I finally reached my limit after a bizarre shopping trip with Dekker, Meg, and Sol, and the three went back to their rooms where they were confronted by Ben randomly saying he was going to punch Dekker, again. I literally slammed the book shut and put it in my donation pile right then and there.

Supposedly, the book is about some conspiracy involving a mining company. Cory’s mom is mentioned once or twice, she thinks Dekker killed her daughter and wants him dead, or something. Her word matters because she’s the head of some powerful corporation, or something. It’s never made clear who she is or what she wants. But the Space Police let Dekker go anyway, and she never comes up again, so what was that about? I guess the crappy treatment he got at the hospital is supposed to be bad, but as an American I call that a Tuesday. Dekker keeps going on about there being another ship in the area when he crashed, but by page 220 (out of 350 pages, remember) that still wasn’t going anywhere and I didn’t care anymore.

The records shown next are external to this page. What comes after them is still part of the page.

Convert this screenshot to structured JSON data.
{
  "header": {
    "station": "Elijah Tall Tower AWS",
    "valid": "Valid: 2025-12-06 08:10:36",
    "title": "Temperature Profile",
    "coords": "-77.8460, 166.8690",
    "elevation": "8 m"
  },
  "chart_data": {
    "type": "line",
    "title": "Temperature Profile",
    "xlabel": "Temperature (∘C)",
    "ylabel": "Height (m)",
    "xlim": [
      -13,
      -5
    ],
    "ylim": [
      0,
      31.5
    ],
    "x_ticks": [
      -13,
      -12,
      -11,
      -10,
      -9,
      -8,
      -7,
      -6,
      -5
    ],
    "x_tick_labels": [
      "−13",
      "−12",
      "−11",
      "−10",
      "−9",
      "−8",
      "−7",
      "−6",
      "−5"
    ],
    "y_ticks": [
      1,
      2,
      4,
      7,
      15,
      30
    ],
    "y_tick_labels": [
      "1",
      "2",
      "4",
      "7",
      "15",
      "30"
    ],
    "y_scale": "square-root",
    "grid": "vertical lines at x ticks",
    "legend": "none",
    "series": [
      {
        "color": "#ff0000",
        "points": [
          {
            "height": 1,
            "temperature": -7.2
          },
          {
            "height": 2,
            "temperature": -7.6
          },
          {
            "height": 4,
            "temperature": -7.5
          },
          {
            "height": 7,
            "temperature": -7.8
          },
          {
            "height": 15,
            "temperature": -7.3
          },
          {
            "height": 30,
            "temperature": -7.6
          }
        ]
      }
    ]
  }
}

The word I would describe to describe my experience with Heavy Time is ‘stunning.’ I am shocked at just how bad it is. I try to find something good in every book, movie, or game I review, but I can’t do that here. The characters are paper-thin cliches, the dialog is incomprehensible, the story doesn’t go anywhere, and its far too repetitive. If you told me this was a first draft of Cherryh’s first book and Gate of Ivrel was the one she wrote fifteen years later, I’d believe that. The gulf of quality between the two truly is awe-inspiring.

This is one hell of an introduction to an author: the first book of theirs I read is one of the best books I’ve read this year, while the second is the worst I’ve read in recent memory. I can’t wait to see where this roller coaster takes me with the third book.